Here's why > The lawmakers who opposed this amendment (the reason it got so watered down), local governments and the media will:
#1) at best - claim it proves people don't really want ANY tax reform
#2) at worst - claim it is a mandate for higher taxes!
I could not even come close to passing my amendment capping ALL real property taxes at 3% - I couldn't even get five other senators to raise their hands to get a roll call vote on it!
Sure every lawmaker says he or she wants "Tax Reform." The fact is that "Tax Reform" means different things to different people/lawmakers. An early proposal for "Tax Reform" put forth by one political party actually would have increased taxes.

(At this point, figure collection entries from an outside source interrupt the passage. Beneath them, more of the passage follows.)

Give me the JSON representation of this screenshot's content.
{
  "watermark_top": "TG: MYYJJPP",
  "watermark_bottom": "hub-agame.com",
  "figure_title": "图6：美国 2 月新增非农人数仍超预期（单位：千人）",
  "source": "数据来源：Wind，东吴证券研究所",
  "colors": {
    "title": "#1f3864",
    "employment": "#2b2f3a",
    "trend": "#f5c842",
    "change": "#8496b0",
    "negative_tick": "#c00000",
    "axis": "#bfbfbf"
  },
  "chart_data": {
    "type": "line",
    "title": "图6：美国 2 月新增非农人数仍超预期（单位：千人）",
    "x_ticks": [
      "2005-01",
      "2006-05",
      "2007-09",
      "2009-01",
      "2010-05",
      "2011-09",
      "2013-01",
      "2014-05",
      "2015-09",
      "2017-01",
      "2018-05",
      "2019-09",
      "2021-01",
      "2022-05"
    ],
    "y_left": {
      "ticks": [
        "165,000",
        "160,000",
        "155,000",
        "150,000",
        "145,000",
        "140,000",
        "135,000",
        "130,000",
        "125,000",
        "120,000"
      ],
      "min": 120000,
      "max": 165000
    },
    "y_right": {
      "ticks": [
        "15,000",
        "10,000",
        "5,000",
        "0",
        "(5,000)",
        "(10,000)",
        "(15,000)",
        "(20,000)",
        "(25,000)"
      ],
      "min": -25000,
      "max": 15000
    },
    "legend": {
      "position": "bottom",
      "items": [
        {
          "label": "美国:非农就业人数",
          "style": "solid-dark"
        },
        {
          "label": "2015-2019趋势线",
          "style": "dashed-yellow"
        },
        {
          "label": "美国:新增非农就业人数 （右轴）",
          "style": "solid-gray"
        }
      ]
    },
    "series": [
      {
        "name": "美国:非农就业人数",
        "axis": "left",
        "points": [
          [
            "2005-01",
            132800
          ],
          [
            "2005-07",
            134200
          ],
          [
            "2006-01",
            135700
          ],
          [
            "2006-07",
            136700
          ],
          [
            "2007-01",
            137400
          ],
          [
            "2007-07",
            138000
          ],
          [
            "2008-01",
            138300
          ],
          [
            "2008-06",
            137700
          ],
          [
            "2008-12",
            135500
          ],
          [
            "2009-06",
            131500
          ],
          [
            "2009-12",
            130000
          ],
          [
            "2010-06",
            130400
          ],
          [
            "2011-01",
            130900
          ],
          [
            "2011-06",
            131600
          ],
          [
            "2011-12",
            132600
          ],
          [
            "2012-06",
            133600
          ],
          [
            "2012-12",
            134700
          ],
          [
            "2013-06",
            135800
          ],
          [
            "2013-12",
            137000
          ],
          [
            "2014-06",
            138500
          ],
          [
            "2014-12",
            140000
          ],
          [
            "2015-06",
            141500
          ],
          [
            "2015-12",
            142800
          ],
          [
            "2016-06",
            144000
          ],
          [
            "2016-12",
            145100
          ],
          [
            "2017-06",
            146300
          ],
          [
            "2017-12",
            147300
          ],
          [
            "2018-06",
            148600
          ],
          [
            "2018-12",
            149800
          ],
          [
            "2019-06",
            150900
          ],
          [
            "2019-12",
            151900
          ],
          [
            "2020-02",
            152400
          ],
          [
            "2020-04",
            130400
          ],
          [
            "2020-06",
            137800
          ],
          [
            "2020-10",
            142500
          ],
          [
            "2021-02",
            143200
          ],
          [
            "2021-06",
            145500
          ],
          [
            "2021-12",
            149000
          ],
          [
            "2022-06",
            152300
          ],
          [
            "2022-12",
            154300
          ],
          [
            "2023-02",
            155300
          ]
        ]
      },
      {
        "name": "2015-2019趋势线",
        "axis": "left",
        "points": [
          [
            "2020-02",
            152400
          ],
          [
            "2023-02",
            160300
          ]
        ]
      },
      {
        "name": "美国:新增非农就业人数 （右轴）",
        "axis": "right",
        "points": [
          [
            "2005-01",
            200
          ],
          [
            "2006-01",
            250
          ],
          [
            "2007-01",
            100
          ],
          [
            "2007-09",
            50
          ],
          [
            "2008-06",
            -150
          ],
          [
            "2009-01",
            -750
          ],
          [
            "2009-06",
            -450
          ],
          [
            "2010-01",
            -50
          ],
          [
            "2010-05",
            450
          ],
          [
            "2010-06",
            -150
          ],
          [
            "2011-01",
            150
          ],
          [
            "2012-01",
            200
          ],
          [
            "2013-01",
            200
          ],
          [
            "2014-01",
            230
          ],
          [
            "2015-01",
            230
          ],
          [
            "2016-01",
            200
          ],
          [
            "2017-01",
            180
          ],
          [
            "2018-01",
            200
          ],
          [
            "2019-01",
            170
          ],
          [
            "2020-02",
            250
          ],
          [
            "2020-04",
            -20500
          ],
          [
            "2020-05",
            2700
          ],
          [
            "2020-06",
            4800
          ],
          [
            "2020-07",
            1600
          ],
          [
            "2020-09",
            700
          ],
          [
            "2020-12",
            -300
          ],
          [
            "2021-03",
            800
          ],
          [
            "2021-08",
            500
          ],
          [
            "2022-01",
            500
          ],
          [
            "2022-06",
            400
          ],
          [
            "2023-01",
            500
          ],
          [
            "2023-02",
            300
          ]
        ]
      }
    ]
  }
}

Do I like the situation? Heck no - but unfortunately, it is an ugly reality that helps make me appreciate my term limit.
Best always,
Bill Posey
Here is the letter I wrote To Bill Posey that he responded to above: POSEY.BILL.WEB
Subject: Dear Bill
You have got to be kidding me, my taxes went up another $300 PER MONTH!!!! Not per year PER MONTH. This has been going on for 4 years now. Every year it goes up $300 PER MONTH. What am I supposed to do, charge my tenants more money????? They can barely afford what I charge them now. How am I going to fix up my rental unit?????